Tuesday, September 25, 2012

The shrinking corporate CDS market

The Dodd–Frank financial reform is killing the single name corporate CDS market. Liquidity in this market is drying up quickly. This is due mostly to dealers' inability to take positions when they make markets (Volcker Rule) and a cumbersome clearing process that will impose higher margin on corporate CDS for end-users (in some cases higher than the equivalent positions in corporate bonds via repo). In fact the business of basis trades - bonds vs. CDS - is no longer viable in many cases because of the margin requirements on both sides and no ability to offset.
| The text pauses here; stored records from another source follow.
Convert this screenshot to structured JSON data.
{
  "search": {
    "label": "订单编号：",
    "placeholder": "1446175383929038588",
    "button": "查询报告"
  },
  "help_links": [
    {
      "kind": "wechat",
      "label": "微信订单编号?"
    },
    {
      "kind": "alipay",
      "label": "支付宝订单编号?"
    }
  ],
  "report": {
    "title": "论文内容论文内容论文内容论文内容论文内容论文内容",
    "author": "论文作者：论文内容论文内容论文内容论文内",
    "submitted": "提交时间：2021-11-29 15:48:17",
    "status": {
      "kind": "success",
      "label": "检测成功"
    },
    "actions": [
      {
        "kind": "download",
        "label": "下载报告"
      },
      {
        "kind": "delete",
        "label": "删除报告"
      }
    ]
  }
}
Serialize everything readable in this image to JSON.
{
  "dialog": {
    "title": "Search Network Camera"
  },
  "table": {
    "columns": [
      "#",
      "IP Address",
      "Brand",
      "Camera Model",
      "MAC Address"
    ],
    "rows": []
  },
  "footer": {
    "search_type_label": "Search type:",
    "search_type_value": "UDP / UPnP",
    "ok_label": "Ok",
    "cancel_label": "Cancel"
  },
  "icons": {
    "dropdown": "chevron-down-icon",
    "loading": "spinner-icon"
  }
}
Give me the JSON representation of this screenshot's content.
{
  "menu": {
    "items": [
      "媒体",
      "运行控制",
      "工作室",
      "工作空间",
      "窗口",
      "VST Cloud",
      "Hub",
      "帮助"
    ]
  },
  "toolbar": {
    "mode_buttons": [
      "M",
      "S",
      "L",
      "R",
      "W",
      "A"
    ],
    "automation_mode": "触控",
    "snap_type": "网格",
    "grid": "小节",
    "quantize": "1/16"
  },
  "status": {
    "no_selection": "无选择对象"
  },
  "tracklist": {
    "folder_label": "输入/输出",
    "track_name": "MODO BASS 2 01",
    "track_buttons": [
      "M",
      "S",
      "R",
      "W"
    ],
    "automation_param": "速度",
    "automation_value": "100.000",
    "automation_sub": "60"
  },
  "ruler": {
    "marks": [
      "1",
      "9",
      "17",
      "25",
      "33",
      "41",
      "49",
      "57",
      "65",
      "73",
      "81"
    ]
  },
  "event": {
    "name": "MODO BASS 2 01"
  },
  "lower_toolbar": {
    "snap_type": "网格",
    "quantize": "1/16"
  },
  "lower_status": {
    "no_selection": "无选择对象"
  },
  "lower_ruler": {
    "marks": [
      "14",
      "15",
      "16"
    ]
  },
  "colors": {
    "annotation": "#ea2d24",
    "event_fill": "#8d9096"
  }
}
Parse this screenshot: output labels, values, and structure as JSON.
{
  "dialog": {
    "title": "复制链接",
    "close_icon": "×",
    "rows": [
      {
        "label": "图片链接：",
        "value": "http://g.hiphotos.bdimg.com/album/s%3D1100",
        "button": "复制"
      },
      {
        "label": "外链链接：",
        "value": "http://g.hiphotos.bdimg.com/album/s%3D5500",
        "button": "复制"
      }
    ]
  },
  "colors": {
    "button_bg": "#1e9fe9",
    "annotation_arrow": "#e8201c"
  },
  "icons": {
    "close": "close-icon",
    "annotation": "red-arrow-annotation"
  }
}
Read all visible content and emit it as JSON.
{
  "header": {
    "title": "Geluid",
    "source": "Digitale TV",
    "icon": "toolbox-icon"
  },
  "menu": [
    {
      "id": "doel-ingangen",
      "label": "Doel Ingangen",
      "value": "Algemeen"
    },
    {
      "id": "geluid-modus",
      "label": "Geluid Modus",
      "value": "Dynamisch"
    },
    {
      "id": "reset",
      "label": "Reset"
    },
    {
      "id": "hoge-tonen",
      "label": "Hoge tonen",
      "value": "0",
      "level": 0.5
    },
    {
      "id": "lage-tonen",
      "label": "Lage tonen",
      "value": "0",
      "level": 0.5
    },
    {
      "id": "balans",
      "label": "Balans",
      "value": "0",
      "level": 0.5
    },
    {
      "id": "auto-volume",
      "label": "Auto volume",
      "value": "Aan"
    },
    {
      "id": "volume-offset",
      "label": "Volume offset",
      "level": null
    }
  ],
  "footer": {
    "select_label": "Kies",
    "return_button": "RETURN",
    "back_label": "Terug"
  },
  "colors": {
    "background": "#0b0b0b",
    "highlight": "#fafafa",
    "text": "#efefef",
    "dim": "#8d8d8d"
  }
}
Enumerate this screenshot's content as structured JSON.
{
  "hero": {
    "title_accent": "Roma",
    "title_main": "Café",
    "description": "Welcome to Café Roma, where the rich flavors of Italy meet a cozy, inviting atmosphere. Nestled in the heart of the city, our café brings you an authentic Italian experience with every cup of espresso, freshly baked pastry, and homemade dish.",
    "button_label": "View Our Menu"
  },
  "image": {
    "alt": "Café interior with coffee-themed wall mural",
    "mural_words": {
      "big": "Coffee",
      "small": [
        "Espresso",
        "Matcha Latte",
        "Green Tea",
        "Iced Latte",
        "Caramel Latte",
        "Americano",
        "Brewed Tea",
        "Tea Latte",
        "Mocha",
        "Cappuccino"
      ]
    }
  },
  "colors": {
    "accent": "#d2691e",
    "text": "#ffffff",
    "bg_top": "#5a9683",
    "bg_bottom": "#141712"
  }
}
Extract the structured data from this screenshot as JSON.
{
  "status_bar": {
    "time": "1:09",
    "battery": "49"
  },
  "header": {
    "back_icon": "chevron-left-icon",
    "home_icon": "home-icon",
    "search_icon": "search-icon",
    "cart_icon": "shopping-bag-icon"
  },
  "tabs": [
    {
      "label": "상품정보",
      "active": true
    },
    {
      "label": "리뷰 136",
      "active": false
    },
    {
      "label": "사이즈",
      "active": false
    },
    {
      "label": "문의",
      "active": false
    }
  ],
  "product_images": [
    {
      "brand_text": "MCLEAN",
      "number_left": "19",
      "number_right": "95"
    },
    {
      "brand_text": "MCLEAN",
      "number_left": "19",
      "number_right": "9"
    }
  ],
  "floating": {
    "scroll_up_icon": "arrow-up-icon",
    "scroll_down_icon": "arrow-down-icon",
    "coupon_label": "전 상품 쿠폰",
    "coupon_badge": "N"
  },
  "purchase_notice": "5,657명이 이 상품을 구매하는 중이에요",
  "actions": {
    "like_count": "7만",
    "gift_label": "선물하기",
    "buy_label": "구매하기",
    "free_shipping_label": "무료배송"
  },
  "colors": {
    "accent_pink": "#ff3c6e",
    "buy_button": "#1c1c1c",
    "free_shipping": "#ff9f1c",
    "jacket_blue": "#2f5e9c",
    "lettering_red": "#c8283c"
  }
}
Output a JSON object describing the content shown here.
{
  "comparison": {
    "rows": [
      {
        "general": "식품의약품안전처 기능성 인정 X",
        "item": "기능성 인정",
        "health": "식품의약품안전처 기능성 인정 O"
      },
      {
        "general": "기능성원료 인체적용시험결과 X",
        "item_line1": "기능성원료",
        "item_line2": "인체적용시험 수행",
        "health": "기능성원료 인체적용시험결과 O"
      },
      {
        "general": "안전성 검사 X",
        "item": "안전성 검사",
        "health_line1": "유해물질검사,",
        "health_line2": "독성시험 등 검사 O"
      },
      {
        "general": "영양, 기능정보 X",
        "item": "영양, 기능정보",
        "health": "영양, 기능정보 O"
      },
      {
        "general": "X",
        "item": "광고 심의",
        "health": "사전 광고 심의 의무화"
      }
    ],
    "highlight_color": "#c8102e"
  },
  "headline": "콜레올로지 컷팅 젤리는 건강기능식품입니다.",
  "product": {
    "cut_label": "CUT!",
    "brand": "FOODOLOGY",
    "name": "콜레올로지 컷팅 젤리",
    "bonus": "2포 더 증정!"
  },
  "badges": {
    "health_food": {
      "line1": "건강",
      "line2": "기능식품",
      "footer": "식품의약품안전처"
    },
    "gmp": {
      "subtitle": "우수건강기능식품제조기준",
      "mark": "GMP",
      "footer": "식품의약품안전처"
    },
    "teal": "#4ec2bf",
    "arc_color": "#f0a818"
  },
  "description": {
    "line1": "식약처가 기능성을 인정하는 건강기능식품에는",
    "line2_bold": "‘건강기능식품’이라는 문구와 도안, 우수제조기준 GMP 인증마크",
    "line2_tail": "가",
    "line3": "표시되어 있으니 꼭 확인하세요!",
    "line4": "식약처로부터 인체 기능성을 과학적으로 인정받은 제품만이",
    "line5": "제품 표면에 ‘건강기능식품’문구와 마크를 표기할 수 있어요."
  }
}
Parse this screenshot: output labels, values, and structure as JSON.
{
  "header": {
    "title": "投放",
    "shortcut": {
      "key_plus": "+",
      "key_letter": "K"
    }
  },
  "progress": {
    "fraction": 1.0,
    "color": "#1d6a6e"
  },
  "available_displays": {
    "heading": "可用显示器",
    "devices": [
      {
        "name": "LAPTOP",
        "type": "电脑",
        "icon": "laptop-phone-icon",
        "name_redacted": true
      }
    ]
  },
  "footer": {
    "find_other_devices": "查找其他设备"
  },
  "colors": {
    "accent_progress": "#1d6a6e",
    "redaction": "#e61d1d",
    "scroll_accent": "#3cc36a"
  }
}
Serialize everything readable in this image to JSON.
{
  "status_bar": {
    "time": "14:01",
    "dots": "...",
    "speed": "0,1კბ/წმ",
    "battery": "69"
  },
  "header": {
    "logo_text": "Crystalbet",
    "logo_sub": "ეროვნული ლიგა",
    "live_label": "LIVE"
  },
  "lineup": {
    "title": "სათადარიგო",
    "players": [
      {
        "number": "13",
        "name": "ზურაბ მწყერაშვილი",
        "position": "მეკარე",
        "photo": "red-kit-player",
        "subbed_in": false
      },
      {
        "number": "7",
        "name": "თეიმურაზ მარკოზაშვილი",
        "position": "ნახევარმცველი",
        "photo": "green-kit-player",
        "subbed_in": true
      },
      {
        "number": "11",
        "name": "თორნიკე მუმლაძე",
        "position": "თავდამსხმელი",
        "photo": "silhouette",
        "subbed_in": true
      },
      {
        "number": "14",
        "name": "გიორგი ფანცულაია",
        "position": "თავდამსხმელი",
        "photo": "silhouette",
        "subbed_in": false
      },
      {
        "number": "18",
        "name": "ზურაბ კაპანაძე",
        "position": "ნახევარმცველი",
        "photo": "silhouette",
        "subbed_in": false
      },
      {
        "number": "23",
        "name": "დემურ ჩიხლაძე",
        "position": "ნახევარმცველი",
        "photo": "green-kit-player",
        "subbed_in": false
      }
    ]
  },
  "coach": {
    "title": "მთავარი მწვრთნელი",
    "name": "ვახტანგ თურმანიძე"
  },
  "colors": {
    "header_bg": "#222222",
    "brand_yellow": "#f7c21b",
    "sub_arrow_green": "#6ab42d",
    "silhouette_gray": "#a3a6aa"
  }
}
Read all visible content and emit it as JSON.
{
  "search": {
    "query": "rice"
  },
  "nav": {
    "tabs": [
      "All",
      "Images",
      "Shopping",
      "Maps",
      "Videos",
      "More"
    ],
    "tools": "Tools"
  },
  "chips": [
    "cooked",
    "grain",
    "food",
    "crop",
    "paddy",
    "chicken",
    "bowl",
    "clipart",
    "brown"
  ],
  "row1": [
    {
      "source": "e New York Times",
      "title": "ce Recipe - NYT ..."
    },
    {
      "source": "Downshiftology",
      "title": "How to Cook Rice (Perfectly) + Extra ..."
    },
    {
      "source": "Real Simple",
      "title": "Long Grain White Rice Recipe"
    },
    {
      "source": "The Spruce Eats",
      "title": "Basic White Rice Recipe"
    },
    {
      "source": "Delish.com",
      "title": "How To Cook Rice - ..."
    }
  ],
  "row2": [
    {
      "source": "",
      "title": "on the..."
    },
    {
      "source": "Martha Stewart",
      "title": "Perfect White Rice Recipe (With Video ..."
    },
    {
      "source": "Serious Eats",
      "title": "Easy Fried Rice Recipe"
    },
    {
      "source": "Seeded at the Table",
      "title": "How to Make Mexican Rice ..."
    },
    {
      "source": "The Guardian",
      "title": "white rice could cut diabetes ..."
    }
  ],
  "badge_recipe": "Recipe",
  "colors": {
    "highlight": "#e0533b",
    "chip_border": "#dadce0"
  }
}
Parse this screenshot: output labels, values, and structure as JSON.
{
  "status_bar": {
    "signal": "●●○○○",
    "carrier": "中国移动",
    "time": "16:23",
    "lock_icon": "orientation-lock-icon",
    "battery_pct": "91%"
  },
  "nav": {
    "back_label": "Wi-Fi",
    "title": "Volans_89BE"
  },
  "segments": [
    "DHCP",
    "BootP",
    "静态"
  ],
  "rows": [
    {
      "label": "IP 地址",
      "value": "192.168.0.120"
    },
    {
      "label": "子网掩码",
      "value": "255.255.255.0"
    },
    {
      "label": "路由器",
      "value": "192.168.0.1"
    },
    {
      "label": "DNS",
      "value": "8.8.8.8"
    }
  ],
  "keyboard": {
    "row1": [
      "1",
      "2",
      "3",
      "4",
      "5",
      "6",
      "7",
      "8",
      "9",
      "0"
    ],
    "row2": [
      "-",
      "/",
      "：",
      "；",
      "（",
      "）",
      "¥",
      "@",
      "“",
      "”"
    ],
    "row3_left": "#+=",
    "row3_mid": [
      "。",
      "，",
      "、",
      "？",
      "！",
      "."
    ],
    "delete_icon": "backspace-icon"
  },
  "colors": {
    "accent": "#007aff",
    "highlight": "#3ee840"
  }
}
The fact that dealers who clear CDS are not expecting this business to be profitable (see discussion) is not helping either. And single name CDS regulated by the SEC while indices such as CDX regulated by the CFTC adds to the uncertainty. At the same time margin and clearing rules differ materially among the clearinghouses (ICE, CME) and trades are not fungible between them (a trade cleared on the CME can not be offset with the opposite trade cleared via ICE). This uncertainty is adding to this decline in liquidity. The situation is so bad that an index of 100 CDS doesn't have enough liquid CDS for the index to be formed.
FT: - Indices that track the price of credit default swaps (CDS), contracts which act as insurance against a default on corporate bond payments, have become a popular way for banks and hedge funds to speculate on the creditworthiness of American companies and for bond fund managers to hedge risks in their portfolio.

But underlying CDS trading has shrivelled to such an extent that there are not enough actively traded names to make up a 100-company index.
This takes us back to the question of making the financial markets "safer". Not a single institution has ever failed due to a problem with corporate single name CDS. But banks and corporations do use this product to hedge all sorts of things - including receivables, counterparty exposure, reducing loan exposure to a single company, etc. It's not at all clear therefore how nearly eliminating this market through blunt regulation will be helpful for the financial system or the economy as a whole.